Была удивительная история с юбилеем Владимира Михайловича Минина, когда мне позвонила директор его коллектива и сказала, что Минину исполняется девяносто лет: «Мы обращаемся к ряду композиторов, чтобы они написали сочинение исключительно для хора а капелла». Я ей говорю о своей работе, над которой я давно работаю, что там есть рок-музыка. Она мне говорит: «Вы понимаете, о чем вы говорите? Ему девяносто лет». Я сказал: «Да, я понимаю все». Она посчитала это неуместным, на том и расстались. А через три дня она опять звонит: «Владимир Михайлович согласен». Тогда и поехало. За десять месяцев Реквием просто был готов, поскольку ранее было обдумано и накоплено много материала. Но на этом сложности не закончились. Я там нарушил стандарт. По канону месса обычно заканчивается Agnus Dei. Я решил написать Sanctus Benedictus — «Во славу Господа нашего Иисуса Христа». Все идет в прославление Бога, потому что жизнь вечна. Минин сначала сильно сомневался, но потом согласился. Так и пошло, и уже больше вопросов не возникало.
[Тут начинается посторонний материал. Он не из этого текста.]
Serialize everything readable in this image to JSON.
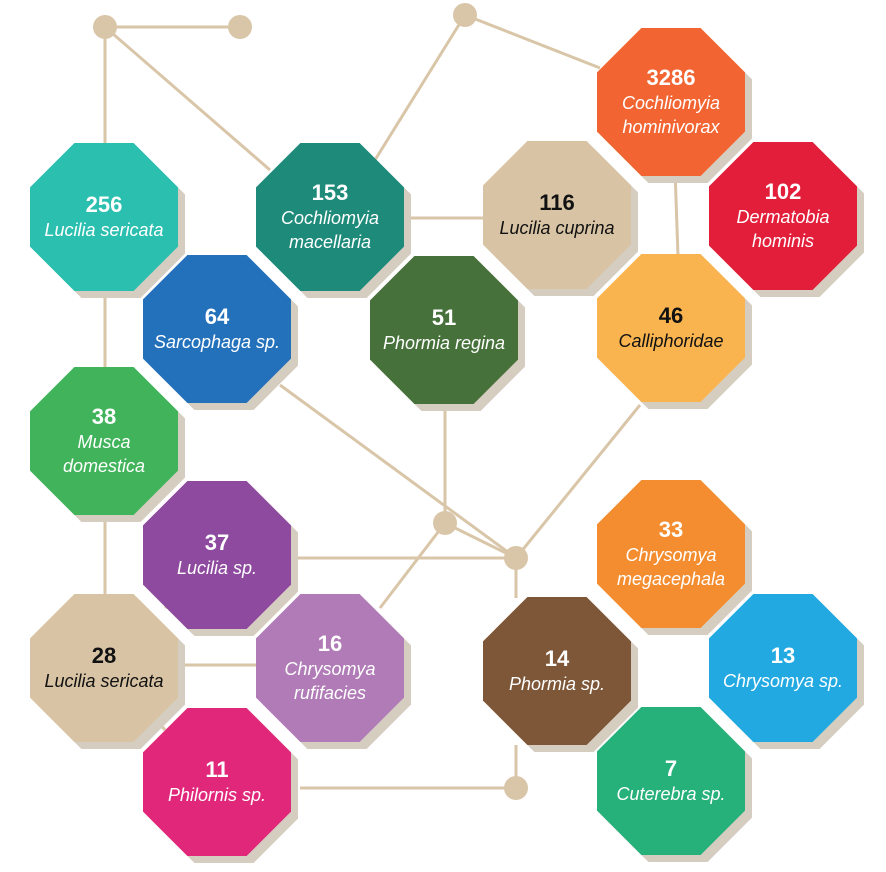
{
  "colors": {
    "line": "#d9c6a8",
    "dot": "#d9c6a8"
  },
  "taxa": [
    {
      "id": "t1",
      "count": "256",
      "name": "Lucilia sericata",
      "color": "#2bbfb0",
      "text": "dark"
    },
    {
      "id": "t2",
      "count": "153",
      "name": "Cochliomyia macellaria",
      "color": "#1d8a7a",
      "text": "dark"
    },
    {
      "id": "t3",
      "count": "116",
      "name": "Lucilia cuprina",
      "color": "#d8c4a5",
      "text": "light"
    },
    {
      "id": "t4",
      "count": "3286",
      "name": "Cochliomyia hominivorax",
      "color": "#f26532",
      "text": "dark"
    },
    {
      "id": "t5",
      "count": "102",
      "name": "Dermatobia hominis",
      "color": "#e31e3a",
      "text": "dark"
    },
    {
      "id": "t6",
      "count": "64",
      "name": "Sarcophaga sp.",
      "color": "#2471bb",
      "text": "dark"
    },
    {
      "id": "t7",
      "count": "51",
      "name": "Phormia regina",
      "color": "#47713a",
      "text": "dark"
    },
    {
      "id": "t8",
      "count": "46",
      "name": "Calliphoridae",
      "color": "#f9b450",
      "text": "light"
    },
    {
      "id": "t9",
      "count": "38",
      "name": "Musca domestica",
      "color": "#41b45b",
      "text": "dark"
    },
    {
      "id": "t10",
      "count": "37",
      "name": "Lucilia sp.",
      "color": "#8e4a9e",
      "text": "dark"
    },
    {
      "id": "t11",
      "count": "33",
      "name": "Chrysomya megacephala",
      "color": "#f48d2f",
      "text": "dark"
    },
    {
      "id": "t12",
      "count": "28",
      "name": "Lucilia sericata",
      "color": "#d8c4a5",
      "text": "light"
    },
    {
      "id": "t13",
      "count": "16",
      "name": "Chrysomya rufifacies",
      "color": "#b07bb6",
      "text": "dark"
    },
    {
      "id": "t14",
      "count": "14",
      "name": "Phormia sp.",
      "color": "#7d5737",
      "text": "dark"
    },
    {
      "id": "t15",
      "count": "13",
      "name": "Chrysomya sp.",
      "color": "#22a9e1",
      "text": "dark"
    },
    {
      "id": "t16",
      "count": "11",
      "name": "Philornis sp.",
      "color": "#e1277a",
      "text": "dark"
    },
    {
      "id": "t17",
      "count": "7",
      "name": "Cuterebra sp.",
      "color": "#26b07a",
      "text": "dark"
    }
  ]
}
— Какая будет ваша следующая монументальная работа?
— Дело в том, что я сейчас оцениваю свое состояние. В планах у меня остался незаконченный концерт для скрипки. И концерт для фортепиано — давнишняя история. Одну часть написал, а вторую никак не соберусь. Есть у меня замысел, но я уже боюсь это начинать — Гессе «Степной волк». Задумывали вместе с Павлом Грушко. Он давно в Штатах, но мы начинали с ним в Москве. Он вернулся и привез сценарий. Я начал работать — все со стихами, все замечательно. Меня это захватило. В свое время я уже обращался к Юрию Ряшенцеву с предложением написать либретто к опере по этому роману. Он говорит: «Да нет, эта вещь не театральная. Ты посмотри, сколько занимают рассуждения с Гёте, с Моцартом, отступления вообще о смысле жизни. Как это сделать? Если это кто-то начнет подстригать, то получится мюзикл».
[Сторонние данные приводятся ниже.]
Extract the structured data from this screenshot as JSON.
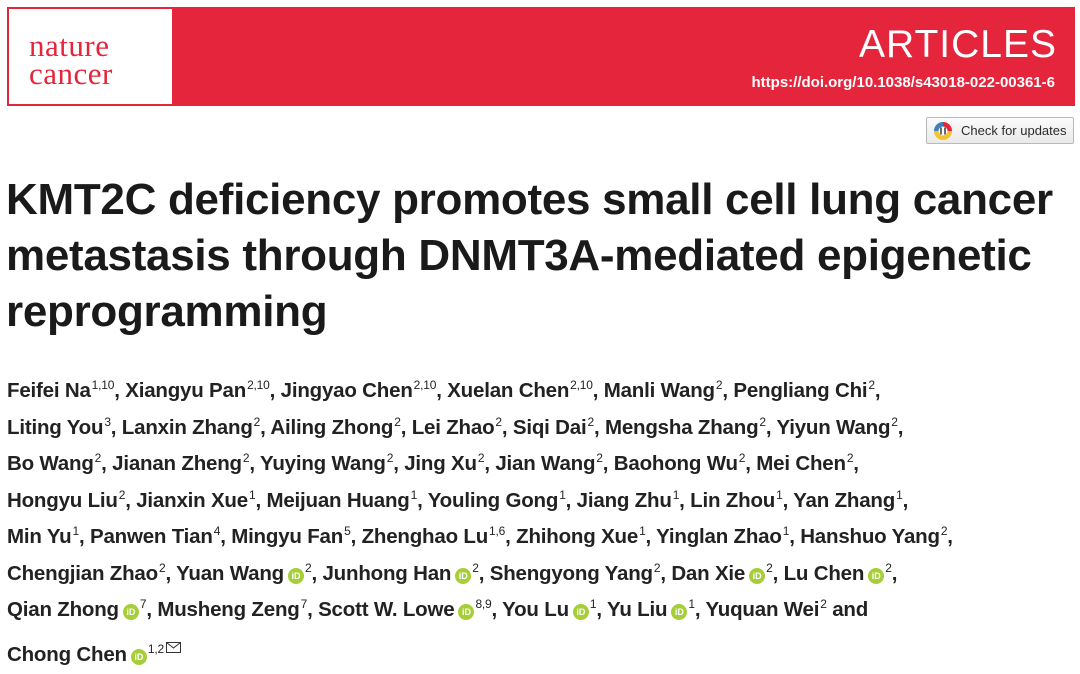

— У вас уже есть опыт с «Преступлением и наказанием» — его впервые в 2021 году поставили в Санкт-Петербурге на «Тинькофф Арене». Вы тогда сказали, что не рассчитывали услышать ее в таком виде? А что до этого было?
— Дело в том, что Кончаловский вместе с продюсером Александром Вайнштейном пытались поставить ее на московской сцене. Но ничего не получалось. Нужны рок-певцы, набор электроники большой оркестр, хор. Кончаловский позвонил: «Слушай, я не могу ничего пробить. Везде как бы и отказа нет, все рады, но в итоге — уход от проблем». Предложили оставить лишь академическую музыку. Но дело в том, что там нет стиля, там все разбито на эпизоды. Пока я однажды не пришел к выводу, что нужно идти от Достоевского. Через Сенную площадь Раскольников шел к себе, там звучала шарманка, кто-то пел, играл на гармошке, бабы кричали, кто-то плясал. Тут мне все стало ясно. Вот так прямо — гармошками, натуральными инструментами — надо будет выплескивать эту жизнь. Тогда все стало получаться. Кончаловский попрощался с идеей ставить в Москве. Говорит: «Надо всю классику бросить, оставить только рок». Я сказал: «Ничего не буду делать, делайте сами». Они начали делать. Потом говорит: «Приди посмотри, что мы делаем. А то потом будешь говорить, что тебе не нравится». Я пришел, послушал. Меня действительно все это крайне разочаровало: маленький оркестр, там десять синтезаторов, остальные по одному инструменту. Вот такая история. А в Питере все было сделано, как я хочу, без всяких ограничений. Здесь Вайнштейн пошел на страшные расходы. Вообще-то, двести семьдесят тысяч долларов стоила запись.
— Там, кстати, двести человек было задействовано?
— Больше трехсот: оркестр, хор на одном пространстве. Оркестр чуть пониже, так что все это было как одна сцена. Это было здорово.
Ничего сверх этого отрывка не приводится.